Install Kolena to set up rigorous and repeatable model testing in minutes.

In this quickstart guide, we'll use the age_estimation example integration to demonstrate the how to curate test data and test models in Kolena.

Install kolena#

Install the kolena Python package to programmatically interact with Kolena:

pip install kolena
poetry add kolena

Clone the Examples#

The kolenaIO/kolena repository contains a number of example integrations to clone and run directly:

To get started, clone the kolena repository:

git clone https://github.com/kolenaIO/kolena.git

With the repository cloned, let's set up the age_estimation example:

cd kolena/examples/age_estimation
poetry update && poetry install

Now we're up and running and can start creating test suites and testing models.

Create Test Suites#

Each of the example integrations comes with scripts for two flows:

  1. seed_test_suite.py: Create test cases and test suite(s) from a source dataset
  2. seed_test_run.py: Test model(s) on the created test suites

Before running seed_test_suite.py, let's first configure our environment by populating the KOLENA_TOKEN environment variable. Visit the Developer page to generate an API token and copy and paste the code snippet into your environment:

export KOLENA_TOKEN="********"

We can now create test suites using the provided seeding script:

poetry run python3 age_estimation/seed_test_suite.py

After this script has completed, we can visit the Test Suites page to view our newly created test suites.

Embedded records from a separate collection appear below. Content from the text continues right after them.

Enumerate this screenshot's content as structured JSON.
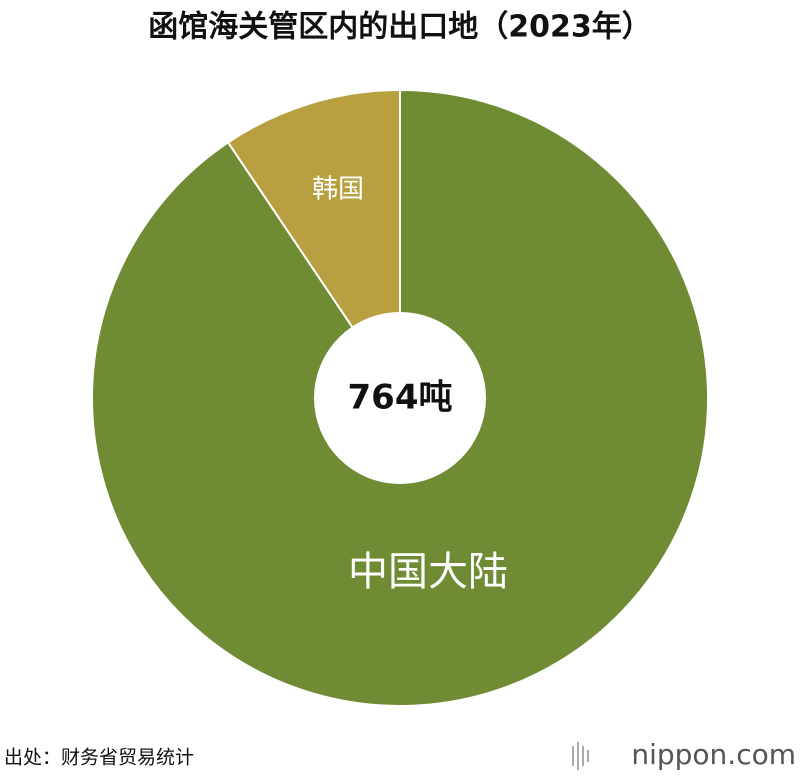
{
  "chart_data": {
    "type": "donut",
    "title": "函馆海关管区内的出口地（2023年）",
    "center_label": "764吨",
    "categories": [
      "中国大陆",
      "韩国"
    ],
    "values": [
      692,
      72
    ],
    "colors": [
      "#6f8b33",
      "#b8a040"
    ],
    "source": "出处：财务省贸易统计",
    "logo": "nippon.com"
  }
}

In this age_estimation example, we've created test suites stratifying the LFW dataset (which is stored as a CSV in S3) into test cases by age, estimated race, and estimated gender.

Test a Model#

After we've created test suites, the final step is to test models on these test suites. The age_estimation example provides the ssrnet model for this step:

poetry run python3 age_estimation/seed_test_run.py \
  "ssrnet" \
  "age :: labeled-faces-in-the-wild [age estimation]" \
  "race :: labeled-faces-in-the-wild [age estimation]" \
  "gender :: labeled-faces-in-the-wild [age estimation]"

Note: Testing additional models

In this example, model results have already been extracted and are stored in CSV files in S3. To run a new model, plug it into the infer method in seed_test_run.py.

Once this script has completed, click the results link in your console or visit Results to view the test results for this newly tested model.

Conclusion#

In this quickstart, we used an example integration from kolenaIO/kolena to create test suites from the Labeled Faces in the Wild (LFW) dataset and test the open-source ssrnet model on these test suites.

This example shows us how to define an ML problem as a workflow for testing in Kolena, and can be arbitrarily extended with additional metrics, plots, visualizations, and data.